Additional. Zyklon B was Hydrogencyanide adsorbored on diatomaceous earth and lime. Used as pellets it releases gas. The absence of prussic blue has nothing to do I think. Prussic blue needs iron and alkaline conditions.
The bricks and stone of the chambers could have iron impurities. Also iron and steel parks in the areas as well. Notably, I've never heard anyone conform or deny that the pipes and spray heads, which I assume a iron, are or are not coated with the tell-tale blue color of Prussian blue. Again, this is selectively used evidence, used by different people, in different ways, to prove and disprove the same points.
So obtained by cooking meat and skins from animals with iron powder and potassium carbonate.
Uh ... interesting bit of trivia. I believe that organic and inorganic synthesis was well developed, in Germany, by this point in time. So not really relevant.
More trivia: development of early Zyklon formulations was done by Fritz Haber, a scientist who worked for Germany's war effort in World War I. His Noble prize was contested by French and British, for his war efforts against them. He was not yet thrown out of Germany, for being Jewish, but would be, before his death.
https://en.wikipedia.org/wiki/Zyklon_B#Historyhttps://en.wikipedia.org/wiki/Fritz_HaberHistorically, the compound was manufactured from organically derived nitrogenous carbon sources, iron filings, and potassium carbonate.
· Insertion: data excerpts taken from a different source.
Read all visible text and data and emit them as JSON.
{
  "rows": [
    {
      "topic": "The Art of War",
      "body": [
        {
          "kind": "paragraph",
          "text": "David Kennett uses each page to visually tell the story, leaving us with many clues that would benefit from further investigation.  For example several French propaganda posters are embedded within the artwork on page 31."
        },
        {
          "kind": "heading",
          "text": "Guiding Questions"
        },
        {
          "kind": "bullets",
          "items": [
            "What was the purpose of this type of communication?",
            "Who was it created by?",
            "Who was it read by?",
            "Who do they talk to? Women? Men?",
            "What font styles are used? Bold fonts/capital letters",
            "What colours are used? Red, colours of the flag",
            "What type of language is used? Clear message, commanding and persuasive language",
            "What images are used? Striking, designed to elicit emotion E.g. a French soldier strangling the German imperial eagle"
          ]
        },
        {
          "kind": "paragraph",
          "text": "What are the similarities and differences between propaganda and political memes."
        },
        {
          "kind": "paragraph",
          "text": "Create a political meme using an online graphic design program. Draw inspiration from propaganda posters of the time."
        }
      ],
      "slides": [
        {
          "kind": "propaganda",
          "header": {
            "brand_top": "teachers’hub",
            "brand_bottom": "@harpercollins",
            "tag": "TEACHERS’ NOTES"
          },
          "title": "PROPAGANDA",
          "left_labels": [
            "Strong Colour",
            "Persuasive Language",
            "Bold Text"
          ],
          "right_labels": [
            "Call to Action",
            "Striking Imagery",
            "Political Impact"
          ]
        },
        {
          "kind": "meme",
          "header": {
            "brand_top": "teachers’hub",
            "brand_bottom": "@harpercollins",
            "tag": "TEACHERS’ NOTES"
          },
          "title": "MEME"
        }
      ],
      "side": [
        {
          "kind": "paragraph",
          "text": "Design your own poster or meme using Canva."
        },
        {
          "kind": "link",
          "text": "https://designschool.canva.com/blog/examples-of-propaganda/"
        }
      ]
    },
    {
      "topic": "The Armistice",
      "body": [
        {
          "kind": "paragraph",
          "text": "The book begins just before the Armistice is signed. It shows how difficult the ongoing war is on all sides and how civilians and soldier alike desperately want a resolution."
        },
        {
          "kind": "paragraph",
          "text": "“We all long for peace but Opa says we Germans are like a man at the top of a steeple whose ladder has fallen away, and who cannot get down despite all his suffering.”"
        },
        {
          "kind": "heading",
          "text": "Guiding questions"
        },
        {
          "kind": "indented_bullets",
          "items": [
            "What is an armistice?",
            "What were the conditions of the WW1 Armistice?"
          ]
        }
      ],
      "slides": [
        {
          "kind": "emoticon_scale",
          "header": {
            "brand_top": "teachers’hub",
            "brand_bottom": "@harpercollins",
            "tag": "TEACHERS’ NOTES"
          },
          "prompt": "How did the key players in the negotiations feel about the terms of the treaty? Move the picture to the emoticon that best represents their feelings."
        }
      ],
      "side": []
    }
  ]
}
Common nitrogen and carbon sources were torrified horn, leather scrap, offal, or dried blood.
Not at this point in time.
The HCN gas alone cannot create pussic blue.
I really don't know the reactions involved. As a kid, I easily made Prussian blue with ferric ammonium sulfate and potassium cyanate. But those are soluble salts and the reaction is in aqueous solution. Some bricks show blue color
outside the chambers, or only on parts on the inside. This is very muddled chemistry, and very, politically muddled, forensic science.
I don't think its really worth working on, given what I said at the start of this thread.